Controlling names of temporary dbplyr tables?

dbplyr creates temporary tables when copy = TRUE is coded when joining tables together with inner_join or similar dplyr functions using a local tibble as the "right" table. A message like this is shown in the console:

Created a temporary table named: ##dbplyr_007

How can I control what these temporary table names are? When running multiple sessions processing different data I see error messages that a particular temporary table already exists. I don't think I would have that problem if I could make sure the tables have different names in the different sessions. A high-precision time stamp as part of the temporary name would help.

1 Like

Interesting !
I'm thinking from having searched the codebase, that it might be backend dependent ?


# Temporary tables --------------------------------------------------------
# SQL server does not support CREATE TEMPORARY TABLE and instead prefixes
# temporary table names with #

mssql_temp_name <- function(name, temporary){
  # check that name has prefixed '##' if temporary
  if (temporary && substr(name, 1, 1) != "#") {
    name <- paste0("##", name)
    message("Created a temporary table named: ", name)
  }
  name
}

So I would experiment with possibly a different backend, or try and see what happens if I made a custom mssql_temp_name function, that added in number from datetime as per your idea. Finally, I might give up and log an issue on the github.

Hope this can be of some help to you.

I agree with you.
Perhaps raise an issue with the package owners , this might prompt them to improve their product :slight_smile:

This looks like a simple error — we should be using #dbplyr_007 to create a session-local temporary table instead of ##dbplyr_007 which creates a global temporary table. Please feel free to file an issue at https://github.com/tidyverse/dbplyr/issues.

2 Likes

This topic was automatically closed 21 days after the last reply. New replies are no longer allowed.

Thanks for your reply and the research about how the temporary table is named. But I can't just move billions of records to experiment with a different backend.

I'm connecting to an MS SQL database in Azure.

Part of a convenient dplyr expression includes "copy = TRUE" to use a local tibble as a temporary table in a database join to force a set intersection to filter the data:

inner_join(targetXTypes, by = "X_TYPE_ID",
           copy = TRUE) %>%

The "copy = TRUE" causes a temporary table to be created with the message shown above.

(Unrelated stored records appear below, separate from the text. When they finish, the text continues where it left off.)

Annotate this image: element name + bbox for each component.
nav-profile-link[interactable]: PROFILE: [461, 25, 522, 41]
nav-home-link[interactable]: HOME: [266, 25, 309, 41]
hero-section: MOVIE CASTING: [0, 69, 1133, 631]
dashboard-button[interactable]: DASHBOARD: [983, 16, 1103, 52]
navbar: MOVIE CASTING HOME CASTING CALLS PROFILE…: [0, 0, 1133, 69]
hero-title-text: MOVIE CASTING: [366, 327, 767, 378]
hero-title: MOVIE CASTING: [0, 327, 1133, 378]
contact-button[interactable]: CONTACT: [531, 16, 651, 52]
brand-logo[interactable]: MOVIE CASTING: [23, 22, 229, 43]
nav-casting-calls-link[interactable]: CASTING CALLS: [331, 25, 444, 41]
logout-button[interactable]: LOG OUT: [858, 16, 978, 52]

But when multiple concurrent R sessions are run using the same code on different data with the same database (I believe) there's a race condition and the first session gets to create a temporary table, but the second session errors out with a duplicate temporary name.

I can do the following (which is a bit longer) to avoid the problem:

tempName <- paste0("TargetX_", format(Sys.time(), "%Y%m%d_%H%M%S"))
targetX <- copy_to(databaseConnection,
                   targetXTypes,
                   tempName)

But "copy = TRUE" should be doing something similar to avoid duplicate temporary table names.